Se Deus é santo, soberano e justo, devo confiar inteiramente na vitória final da justiça de Deus. Davi está convencido da justiça e legitimidade de sua causa, por isso, invoca ao Deus justo.

Quem melhor do que Deus para julgar a sua causa?

A justiça da terra pode ser subvertida, no entanto, a justiça eterna de Deus permanece; ela não foi nem será extirpada de seu trono no céu (Sl 11.4).[6]

            Pode haver justiça sem santidade, porém, não pode haver santidade sem justiça. Contudo, a justiça pode ser apenas ideal, mas, não real pela impossibilidade de aplicá-la; por nos faltarem os meios.

            Em Deus temos a harmonia perfeita entre Santidade, Poder e Justiça. Deus é santo e tem todo o poder para agir conforme a sua justiça, sendo Deus mesmo justo ‒ Aquele que ama a justiça, o padrão de toda justiça. Deus age sempre em retidão.

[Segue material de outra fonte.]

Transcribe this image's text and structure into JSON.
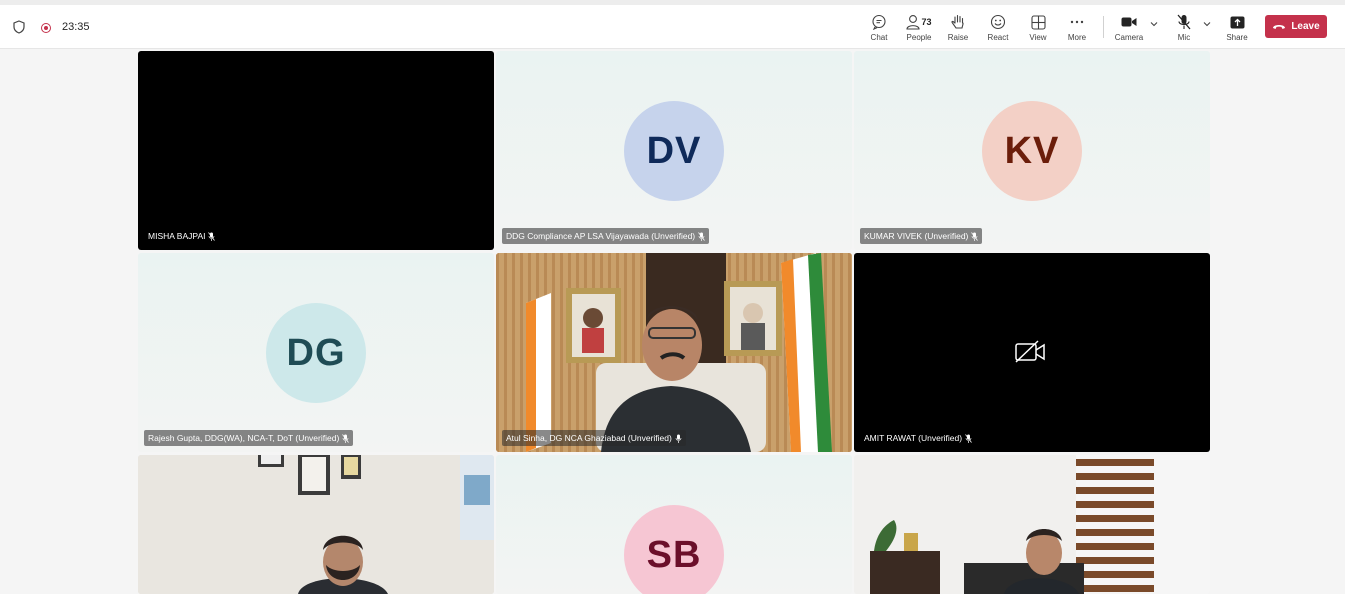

Jesus e a santidade do Pai

             Na Oração Sacerdotal Jesus dirige-se a Deus como “Pai Justo” (Jo 17.25). Na sua entrega em favor de seu povo, Jesus Cristo tinha em vista a profunda certeza e confiança da paternidade e da justiça de Deus. Na entrega do Filho, além da misericórdia e do amor, temos, também, a perfeita manifestação de sua justiça.

            Diante das provações pelas quais passamos, aprendemos que muitas vezes, o mais importante do aprendizado não consistiu na concessão ou não do que pedimos em oração, mas, o que Deus nos ensinou neste processo de desafio à confiança, submissão, paciência e entrega.

            Se ando em fidelidade, posso entender as aflições pelas quais passo, como uma provação de Deus, que é justo (Sl 11.5). Deste modo, sabemos que a provação de Deus visa sempre ao nosso aperfeiçoamento. Por vezes somos refinados por meio das provações. Portanto, devo perseverar firme, confiante no seu amparo e cuidado.

            Como escreveu Calvino: “Se não podemos encontrar justiça em parte alguma do mundo, o único apoio de nossa paciência se encontra em Deus e em descansar felizes na equidade de seu juízo”.[7]

            Justamente por este fato, devemos confiantemente nos aquietar e nos alegrar no conforto de suas promessas e louvá-lo. Afinal, o fundamento do seu trono permanece inabalável. “Reina o SENHOR. Regozije-se a terra, alegrem-se as muitas ilhas. Nuvens e escuridão o rodeiam, justiça (qd,c) (tsedeq) e juízo são a base do seu trono” (Sl 97.1-2).

F. Juízo além de nossa compreensão

                        Davi escreve extasiado com as manifestações das perfeições de Deus:   “A tua justiça é como as montanhas de Deus; os teus juízos, como um abismo profundo. Tu, SENHOR, preservas os homens e os animais” (Sl 36.6).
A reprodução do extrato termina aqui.